How Earnings Affect Benefits for Households with Children: The Extreme Welfare Case

In theory, a household may be eligible for a broad range of government supports.  Some are universally available, such as earned income tax credits and SNAP (formerly called food stamps) to a household with children if earnings are low enough.  (See a previous short on this subject.)  Others are only available to some people.  For instance, government establishes waiting lists for programs like rental housing subsidies and limits number of years of participation in the traditional welfare program, now called Temporary Assistance to Needy Families or TANF.

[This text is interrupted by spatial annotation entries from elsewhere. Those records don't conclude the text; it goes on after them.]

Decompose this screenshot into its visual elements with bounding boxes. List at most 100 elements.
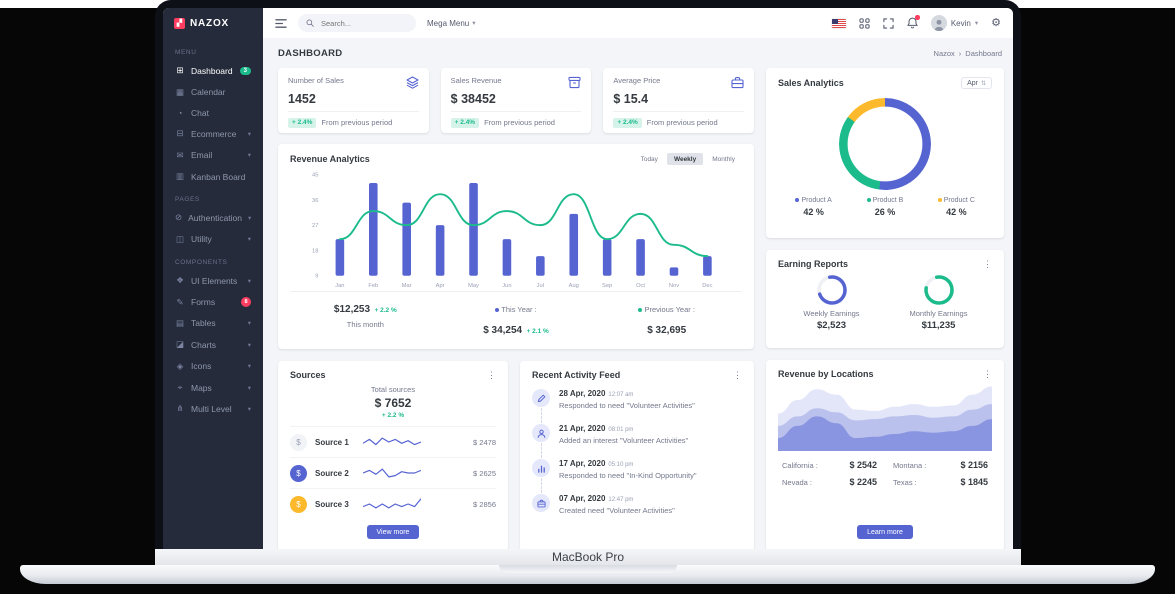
sidebar-item-authentication[interactable]: ⊘ Authentication ▾ — [163, 207, 263, 228]
svg-text:9: 9 — [315, 274, 318, 280]
kebab-menu-icon[interactable]: ⋮ — [733, 371, 742, 380]
search-input[interactable] — [319, 18, 401, 29]
chevron-down-icon: ▾ — [248, 235, 251, 243]
total-sources-label: Total sources — [290, 385, 496, 394]
gear-icon[interactable]: ⚙ — [991, 18, 1001, 29]
sidebar-item-label: Kanban Board — [191, 172, 245, 182]
kebab-menu-icon[interactable]: ⋮ — [487, 371, 496, 380]
activity-item: 21 Apr, 202008:01 pm Added an interest "… — [532, 424, 742, 459]
user-name: Kevin — [951, 19, 971, 28]
sidebar-item-ui-elements[interactable]: ❖ UI Elements ▾ — [163, 270, 263, 291]
prev-year-label: Previous Year : — [638, 305, 694, 314]
chevron-down-icon: ▾ — [248, 362, 251, 370]
sidebar-item-chat[interactable]: ◔ Chat — [163, 103, 263, 123]
source-sparkline — [363, 496, 421, 512]
avatar — [931, 15, 947, 31]
svg-text:Mar: Mar — [402, 283, 412, 289]
sidebar-item-calendar[interactable]: ▦ Calendar — [163, 81, 263, 102]
sidebar-item-charts[interactable]: ◪ Charts ▾ — [163, 334, 263, 355]
revenue-by-locations-card: Revenue by Locations ⋮ California : $ 25… — [766, 360, 1004, 549]
card-title: Revenue Analytics — [290, 154, 370, 164]
kebab-menu-icon[interactable]: ⋮ — [983, 260, 992, 269]
toggle-today[interactable]: Today — [634, 153, 665, 165]
source-row[interactable]: $ Source 3 $ 2856 — [290, 488, 496, 519]
sidebar-item-email[interactable]: ✉ Email ▾ — [163, 145, 263, 166]
svg-text:Oct: Oct — [636, 283, 645, 289]
stat-note: From previous period — [647, 118, 718, 127]
view-more-button[interactable]: View more — [367, 525, 420, 539]
sidebar-item-label: Calendar — [191, 87, 226, 97]
toggle-weekly[interactable]: Weekly — [667, 153, 703, 165]
legend-item: Product C — [921, 197, 992, 204]
month-label: This month — [290, 320, 441, 329]
select-arrows-icon: ⇅ — [981, 80, 986, 87]
source-3-icon: $ — [290, 496, 307, 513]
location-stat: California : $ 2542 — [782, 460, 877, 470]
fullscreen-icon[interactable] — [883, 18, 894, 29]
mega-menu[interactable]: Mega Menu ▾ — [427, 19, 476, 28]
store-icon — [568, 76, 581, 89]
sidebar-item-multi-level[interactable]: ⋔ Multi Level ▾ — [163, 398, 263, 419]
sidebar-item-utility[interactable]: ◫ Utility ▾ — [163, 229, 263, 250]
bar-chart-icon — [532, 459, 550, 477]
sidebar-item-label: Ecommerce — [191, 129, 236, 139]
kebab-menu-icon[interactable]: ⋮ — [983, 370, 992, 379]
sidebar-item-label: Tables — [191, 318, 216, 328]
learn-more-button[interactable]: Learn more — [857, 525, 913, 539]
page-head: DASHBOARD Nazox › Dashboard — [278, 46, 1002, 61]
earning-reports-card: Earning Reports ⋮ Weekly Earnings $2,523 — [766, 250, 1004, 348]
language-flag-icon[interactable] — [832, 19, 846, 28]
location-stat: Montana : $ 2156 — [893, 460, 988, 470]
nav-section-pages: PAGES — [163, 187, 263, 207]
sidebar-item-dashboard[interactable]: ⊞ Dashboard 3 — [163, 60, 263, 81]
revenue-analytics-chart: 453627189JanFebMarAprMayJunJulAugSepOctN… — [290, 165, 742, 291]
source-row[interactable]: $ Source 2 $ 2625 — [290, 457, 496, 488]
hamburger-menu-icon[interactable] — [275, 18, 287, 29]
total-sources-value: $ 7652 — [290, 396, 496, 410]
period-select-value: Apr — [967, 80, 978, 87]
apps-grid-icon[interactable] — [859, 18, 870, 29]
brand-logo[interactable]: ▞ NAZOX — [163, 8, 263, 38]
card-title: Earning Reports — [778, 259, 848, 269]
sidebar-item-icons[interactable]: ◈ Icons ▾ — [163, 356, 263, 377]
sidebar-item-ecommerce[interactable]: ⊟ Ecommerce ▾ — [163, 123, 263, 144]
sidebar-item-label: Dashboard — [191, 66, 233, 76]
source-row[interactable]: $ Source 1 $ 2478 — [290, 426, 496, 457]
stat-note: From previous period — [484, 118, 555, 127]
earnings-value: $2,523 — [817, 320, 846, 331]
sidebar-item-forms[interactable]: ✎ Forms 8 — [163, 291, 263, 312]
device-label: MacBook Pro — [552, 550, 624, 564]
macbook-chin: MacBook Pro — [155, 549, 1021, 565]
user-menu[interactable]: Kevin ▾ — [931, 15, 978, 31]
svg-text:27: 27 — [312, 223, 318, 229]
notifications-bell-icon[interactable] — [907, 17, 918, 29]
chevron-down-icon: ▾ — [248, 384, 251, 392]
sidebar-item-label: Icons — [191, 361, 211, 371]
page-content: DASHBOARD Nazox › Dashboard — [263, 38, 1013, 549]
sidebar-item-kanban-board[interactable]: ▥ Kanban Board — [163, 166, 263, 187]
breadcrumb-home[interactable]: Nazox — [934, 49, 955, 58]
monthly-earnings: Monthly Earnings $11,235 — [885, 274, 992, 331]
stat-card-average-price: Average Price $ 15.4 + 2.4% From previo — [603, 68, 754, 133]
recent-activity-card: Recent Activity Feed ⋮ — [520, 361, 754, 549]
sidebar: ▞ NAZOX MENU ⊞ Dashboard 3 ▦ Calendar — [163, 8, 263, 549]
legend-item: Product B — [849, 197, 920, 204]
search-icon — [306, 19, 314, 27]
source-name: Source 1 — [315, 438, 355, 447]
legend-dot — [867, 198, 871, 202]
source-name: Source 2 — [315, 469, 355, 478]
earnings-label: Monthly Earnings — [910, 309, 968, 318]
mega-menu-label: Mega Menu — [427, 19, 469, 28]
left-column: Number of Sales 1452 + 2.4% From previo — [278, 68, 754, 549]
source-amount: $ 2625 — [473, 469, 496, 478]
period-select[interactable]: Apr ⇅ — [961, 77, 992, 89]
chat-icon: ◔ — [175, 108, 185, 118]
svg-text:36: 36 — [312, 198, 318, 204]
sidebar-item-maps[interactable]: ⌖ Maps ▾ — [163, 377, 263, 398]
toggle-monthly[interactable]: Monthly — [705, 153, 742, 165]
macbook-screen-bezel: ▞ NAZOX MENU ⊞ Dashboard 3 ▦ Calendar — [155, 0, 1021, 549]
sidebar-item-tables[interactable]: ▤ Tables ▾ — [163, 313, 263, 334]
svg-text:Aug: Aug — [569, 283, 579, 289]
weekly-earnings: Weekly Earnings $2,523 — [778, 274, 885, 331]
activity-item: 17 Apr, 202005:10 pm Responded to need "… — [532, 459, 742, 494]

The figure below assumes a single parent with two children is receiving almost all these benefits, an extreme case.  It includes the more universally available programs, like SNAP.  It also assumes the availability of the new Exchange subsidy provided by health reform.  Benefits add up to close to $27,000 when this household fails to work and fall to about $8,000 as earnings increase to $40,000.  Note that the graph does not take into account free child care support or income and Social Security taxes.  When these are added to other benefit reductions, the household can sometimes even lose net income by earning more.

For further detail see my testimony before the House Subcommittees on Human Resources and Select Revenue Measures on June 27, 2012, “Marginal Tax Rates, Work, and the Nation’s Real Tax System.”


4 Comments on “How Earnings Affect Benefits for Households with Children: The Extreme Welfare Case”

  1. […] Posted at The Government We Deserve on 11/1/2012 Gene Steuerle, Host of “The Government We […]

  2. Greg Taylor says:

    Very interesting. Today’s WaPo Fact Checker blog post sent me here. I’d be very interested to see this same graph with the y-axis as “Value of Benefits + Income” to show the real value of working a little harder or getting paid a higher wage for this worst case scenario. It appears that at no point is there a drop in benefits+income for making more money, but it does seem quite unmotivating between $20,000-$30,000.

  3. SteveG says:

    What is the light blue section with the missing label above Dependent Exemption that starts at about 20K and extends past 100,000? Maybe mortgage deduction?